L'emblème de la Croix de Guerre est reproduit sur le pourtour de la grille en fer-forgé entourant la base du monument. Paradoxalement, la pointe de l'une des épées, chevillée sur la partie avant droite de la grille, a disparue, l'usure du temps qui passe inexorablement semblerait avoir ici émousser la mémoire guerrière.




Liste des soldats morts
pendant la Guerre 1914-1918
Sur une plaque en ardoise grise fixée sur le devant du monument (aujourd’hui délavée par les ans, mais dont les inscriptions présentent encore des traces de dorure), ont été gravés les noms des soldats originaires de la commune des Salles-Lavauguyon morts pour la France au cours de la Première Guerre Mondiale.

L' inscription commémorative a été ultérieurement complétée par une plaque de dimensions plus réduites apposée en dessous de la première, sur laquelle figurent les noms des soldats décédés lors de la Seconde Guerre Mondiale.

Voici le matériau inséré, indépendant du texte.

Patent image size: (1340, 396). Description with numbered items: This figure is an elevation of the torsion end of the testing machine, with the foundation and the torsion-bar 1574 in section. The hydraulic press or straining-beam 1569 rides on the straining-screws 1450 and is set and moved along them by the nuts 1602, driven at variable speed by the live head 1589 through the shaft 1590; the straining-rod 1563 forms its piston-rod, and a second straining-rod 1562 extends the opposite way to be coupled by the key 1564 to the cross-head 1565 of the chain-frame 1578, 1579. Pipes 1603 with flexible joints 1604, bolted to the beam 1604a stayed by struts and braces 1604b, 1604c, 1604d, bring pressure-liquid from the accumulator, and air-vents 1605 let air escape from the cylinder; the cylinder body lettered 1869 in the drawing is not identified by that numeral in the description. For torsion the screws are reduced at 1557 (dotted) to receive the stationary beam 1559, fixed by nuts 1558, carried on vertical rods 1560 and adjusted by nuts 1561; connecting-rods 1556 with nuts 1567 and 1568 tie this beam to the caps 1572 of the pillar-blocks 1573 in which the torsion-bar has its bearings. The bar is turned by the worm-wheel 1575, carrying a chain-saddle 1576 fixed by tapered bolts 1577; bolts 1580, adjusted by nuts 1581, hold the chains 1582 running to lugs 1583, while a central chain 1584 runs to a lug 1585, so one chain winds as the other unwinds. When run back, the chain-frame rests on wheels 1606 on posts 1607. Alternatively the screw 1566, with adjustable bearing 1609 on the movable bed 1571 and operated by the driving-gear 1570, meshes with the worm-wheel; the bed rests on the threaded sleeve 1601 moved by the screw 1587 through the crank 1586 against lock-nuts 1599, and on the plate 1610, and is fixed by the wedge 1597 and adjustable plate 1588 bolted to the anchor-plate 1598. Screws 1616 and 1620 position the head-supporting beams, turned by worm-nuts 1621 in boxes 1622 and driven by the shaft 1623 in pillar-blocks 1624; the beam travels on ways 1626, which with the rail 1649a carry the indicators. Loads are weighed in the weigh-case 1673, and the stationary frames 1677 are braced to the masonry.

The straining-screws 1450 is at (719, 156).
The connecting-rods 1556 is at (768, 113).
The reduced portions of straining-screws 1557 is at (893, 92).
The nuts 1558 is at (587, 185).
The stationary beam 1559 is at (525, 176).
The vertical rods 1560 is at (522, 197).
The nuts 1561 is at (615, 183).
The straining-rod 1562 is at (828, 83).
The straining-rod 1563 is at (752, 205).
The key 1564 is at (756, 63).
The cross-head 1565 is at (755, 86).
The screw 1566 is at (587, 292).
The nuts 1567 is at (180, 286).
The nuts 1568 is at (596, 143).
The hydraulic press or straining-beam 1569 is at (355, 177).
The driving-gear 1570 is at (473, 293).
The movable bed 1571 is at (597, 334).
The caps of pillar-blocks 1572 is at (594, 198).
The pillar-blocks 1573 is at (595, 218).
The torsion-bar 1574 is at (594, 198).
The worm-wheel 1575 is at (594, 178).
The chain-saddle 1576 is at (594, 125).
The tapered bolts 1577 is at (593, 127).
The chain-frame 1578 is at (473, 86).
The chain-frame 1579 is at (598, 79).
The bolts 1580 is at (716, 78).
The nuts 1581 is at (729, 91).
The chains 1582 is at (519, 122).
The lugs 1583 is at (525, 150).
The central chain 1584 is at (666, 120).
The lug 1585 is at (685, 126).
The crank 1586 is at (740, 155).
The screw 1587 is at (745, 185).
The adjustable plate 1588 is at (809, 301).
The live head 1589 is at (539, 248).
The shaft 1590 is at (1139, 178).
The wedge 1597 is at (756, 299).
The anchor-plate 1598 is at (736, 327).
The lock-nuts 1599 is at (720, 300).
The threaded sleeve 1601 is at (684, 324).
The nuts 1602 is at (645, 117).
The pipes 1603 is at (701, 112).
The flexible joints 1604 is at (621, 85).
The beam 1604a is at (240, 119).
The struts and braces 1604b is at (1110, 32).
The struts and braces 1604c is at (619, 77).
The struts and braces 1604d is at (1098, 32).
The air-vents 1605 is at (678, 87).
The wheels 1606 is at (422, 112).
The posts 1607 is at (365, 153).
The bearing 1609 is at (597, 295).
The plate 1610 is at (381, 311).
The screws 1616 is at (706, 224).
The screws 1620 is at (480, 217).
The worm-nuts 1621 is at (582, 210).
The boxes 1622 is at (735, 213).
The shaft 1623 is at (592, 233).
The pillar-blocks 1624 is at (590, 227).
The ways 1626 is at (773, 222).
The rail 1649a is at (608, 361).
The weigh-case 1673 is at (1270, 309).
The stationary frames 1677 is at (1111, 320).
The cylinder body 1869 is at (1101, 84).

Les listes des Morts pour la France ne respectent pas l'ordre alphabétique, mais semble vouloir remémorer l'ordre des décès.

Afin d'en faciliter la lecture, nous avons reproduit la liste des noms figurant sur les tableaux.

Tombe du Sous-Lieutenant Besse,
dans le cimetière des Salles-Lavauguyon
à Nos Morts 1914 - 1918 :
ANDRIEUX François
BOURDAREAU Pierre
LAPEYRIE Firmin
ARLIX Jean
DENIS Jean
PREVOST DE LAVAUD Etienne
DARNAT Jean
ROUSSEAU Jean
MONTAUT Louis
GRANET François
SOURY Pierre
TIPHONNET Louis
LALOI Joseph - Capl.
BOUTINAUD Marcellin - Capl.
RASSAT Jean
HERAUD Jean
COUVIDAT Jean
VILLARD Jean
VILLARD François
SOURY François
PROGEAS Jean
BARUSSAUD Jean
MEILLAT Léon
COURAUD Paul
LECLERC Louis
RAMBAUD Joseph
RATHIER Jean
PRECIGOUT François
DENIS Jean
BESSE Etienne - Capl.
BESSE Jean - S.-Lt.
DARNAT Justin - Capl.
SOIRAT Joseph - M.-des L.
LECLERC François - Capl.
TIPHONNET Pierre
RASSAT Joseph
RATHIER Pierre
ARDAINE Jacques
AURIAT Pierre
SOURY Pierre

Les mentions Capl. correspondent à l'abréviation du grade de Caporal, celle de S.-Lt. à celle du grade de Sous-Lieutenant, celle gravée M.-des L. est l'abréviation du titre de Maréchal-des-Logis qui équivalait au grade de Sergent.

à Nos Morts 1939 - 1945 :
BERTHET Henri
GEORGES Louis
LEVEQUE Cheri Louis
RASSAT Jean

II. Les conséquences humaines, sociales et démographiques, des deux grands conflits mondiaux du XXème siècle, pour la commune des Salles-Lavauguyon

Avant le déclenchement du conflit 1914-1918, le dénombrement de la population de la commune des Salles-Lavauguyon, effectué en 1911, avait permis de recenser un total de 680 habitants.

L'église des Salles-Lavauguyon et l'emplacement de l'ancien cimetière vers 1910
Les évènements liés à la Première Guerre mondiale, qui durera officiellement pour la France du 1er août 1914, jour où fut publié l’ Ordre de Mobilisation Générale, au 11 novembre 1918, jour où fut signée l' Armistice franco-allemande, mais se prolongea sur certains théâtres d’opérations militaires jusqu’au milieu de l’année 1919, devaient apporter un brusque changement dans la vie des habitants de l'ensemble des départements français, de même que pour ceux des colonies françaises de par le monde, les habitants de la commune des Salles-Lavauguyon n'échappèrent pas à cette réalité.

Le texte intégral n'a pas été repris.